Below is a brief summary of the dissertation:

This summary emphasizes key findings on the complex epigenetic regulation of osteogenesis. The differentiation process is coordinated by various enzymes, receptors, and transcription factors. This thesis shows that SMYD2, Class I PRMTs (PRMT1, PRMT4/CARM1), and EZH2 jointly control osteoblast differentiation through different pathways. These findings suggest that osteogenic strategies potentially could result in multiple drugs to promote bone formation. Further research is needed on the interaction of EZH2 with Wnt/β-catenin and interferon signaling, because these pathways may jointly determine mesenchymal differentiation. Future studies should clarify how EZH2-dependent epigenetic pathways work with receptor-mediated cell signaling pathways that activate or suppress transcription factors.

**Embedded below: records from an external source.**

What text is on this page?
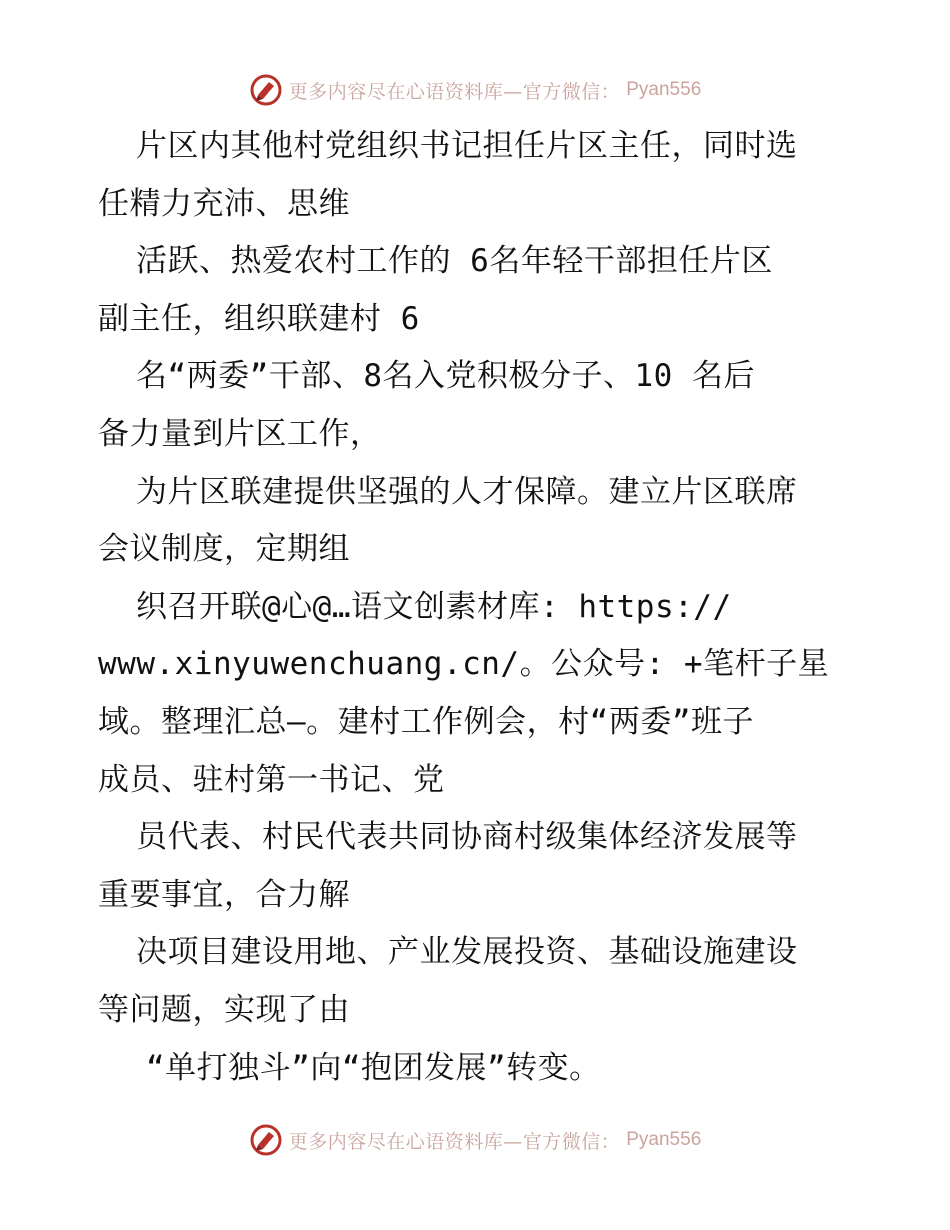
更多内容尽在心语资料库—官方微信： Pyan556
片区内其他村党组织书记担任片区主任，同时选
任精力充沛、思维
活跃、热爱农村工作的 6名年轻干部担任片区
副主任，组织联建村 6
名“两委”干部、8名入党积极分子、10 名后
备力量到片区工作，
为片区联建提供坚强的人才保障。建立片区联席
会议制度，定期组
织召开联@心@…语文创素材库: https://
www.xinyuwenchuang.cn/。公众号: +笔杆子星
域。整理汇总—。建村工作例会，村“两委”班子
成员、驻村第一书记、党
员代表、村民代表共同协商村级集体经济发展等
重要事宜，合力解
决项目建设用地、产业发展投资、基础设施建设
等问题，实现了由
“单打独斗”向“抱团发展”转变。
更多内容尽在心语资料库—官方微信： Pyan556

These studies are based on the concept that identification of druggable epigenetic regulators can support new strategies for bone formation. Inhibitors for SMYD and PRMT may stimulate osteogenic differentiation, confirming previous findings for EZH2 inhibitors. Pilot experiments showed that both SMYD and PRMT inhibitors can stimulate osteogenesis with EZH2 inhibitors. Additional research is necessary to understand how these agents interact at the epigenetic level to use drug combinations. It is unclear if these drugs target the same or different molecular pathways. Given the many known epigenetic proteins and the success with a few screened classes, additional epigenetic enzymes that can be pharmacologically inhibited could be examined. Moreover, translational studies are needed to investigate potential inhibitors as therapies for various bone-related disorders in dental and skeletal applications, including regenerative bone medicine and surgical bone repair.